31 Ekim 2011 Pazartesi

ÖYKÜ ÇABALAMALARI - 1

 "ARKANDAN AĞLAR" DEMEDİ HİÇ ÇOK ROMANTİK EBEVEYNLER, OYSA BİTMEYEN BEKLEYİŞLER KALMIŞTI TABAKTA


Havada fazlasıyla keskin bir soğuk vardı, bir türlü başlayamayan Salı gününün sabahında. Halbuki; bahar çoktan gelmiş olmalıydı. İlk ikisinden emin değildi ama üçüncü cemrenin düştüğünü kesinlikle biliyordu. Hani sorsalar, eliyle koymuş gibi, gider gösterirdi üçüncü cemrenin düştüğü yeri. Hava fazlasıyla soğuktu.. ve inceden bir titreyiş vurmuştu O’na, omuzlarından başlayıp bacaklarına kadar inen. İsmini sormayın, ben de bilmiyorum.
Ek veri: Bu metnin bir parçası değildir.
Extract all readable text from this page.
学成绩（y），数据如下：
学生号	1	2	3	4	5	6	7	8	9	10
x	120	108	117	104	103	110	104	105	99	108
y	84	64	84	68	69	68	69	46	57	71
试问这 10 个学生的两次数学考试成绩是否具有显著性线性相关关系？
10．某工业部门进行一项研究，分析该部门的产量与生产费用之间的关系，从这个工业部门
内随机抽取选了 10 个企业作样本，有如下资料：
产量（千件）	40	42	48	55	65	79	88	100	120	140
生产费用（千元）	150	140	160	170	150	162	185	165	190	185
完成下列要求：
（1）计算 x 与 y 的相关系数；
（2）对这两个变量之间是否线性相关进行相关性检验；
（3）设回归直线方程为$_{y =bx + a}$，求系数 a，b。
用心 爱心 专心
Bu yüzden daha ziyade “O” diye hitap edeceğim O’na...

“Keşke, kabanımı giyseydim” diye aklından geçirdi. Bir türlü başlayamayan, havanın da fazlasıyla soğuk olduğu, o Salı gününün sabahında. Sonra pişmanlığına pişman oldu ve içten içe kızdı kendine... Ne çok kullanmıştı son zamanlarda şu “keşke” sözcüğünü. Oysa pişman olmak hiç O’na göre değildi bir zamanlar... Şimdi ise giymediği kabanı için bile “keşke” demişti.

Soğuk havaya aldırmadan, her zaman gittiği sur manzaralı mütevazı çay bahçesine gitti. Ancak; her zaman oturduğu, bir ayağı ötekinden kısa olmamasına rağmen dengesi değiştiğinde hafiften sallanan, mutlu olduğu bir zamanda çay ocağına bakan köşesine adını ve soyadının baş harfini o günün tarihiyle birlikte kazıdığı, kare şeklindeki masaya oturmadı. Zaten sonraları masaların tümüne koyu renkte masa örtüleri serilmişti. Pekala onun adını kazıdığı masayı başka bir yere çekmiş olabilirlerdi. Masanın bir ayağı, ötekinden kısa da değildi, nasıl tanıyacaktı ki..? O’nu bilmem ama ben koyu renk masa örtülerini sevemedim aslında, bir süre seviyormuş gibi yaptım o kadar. Bir de.. çay bahçesi mütevazı olduğundan masaların kare olmasını anlayabiliyorum ama neden sürekli sallanan bir masada oturmayı tercih ettiğini hala çözemedim.

Her neyse...

Gittiği yer mütevazı bir çay bahçesiydi üstelik sur manzaralı.. Ve tabi masaları kare şeklinde... Ama O, her zaman oturduğu masaya oturmadı. Bu sefer, gerçekten bir ayağı ötekinden kısa olduğu için hafifçe sallanan bir masaya oturup beklemeye başladı. Dedim ya; neden bilmiyorum, hep sallanan masalarda oturmayı tercih etti O... Üşümüştü... Ancak; hava soğuk muydu artık emin değilim... Ben orada değildim çünkü, sadece O’nu izliyordum o kadar. Hem.. her bekleyen üşümez mi biraz da olsa..?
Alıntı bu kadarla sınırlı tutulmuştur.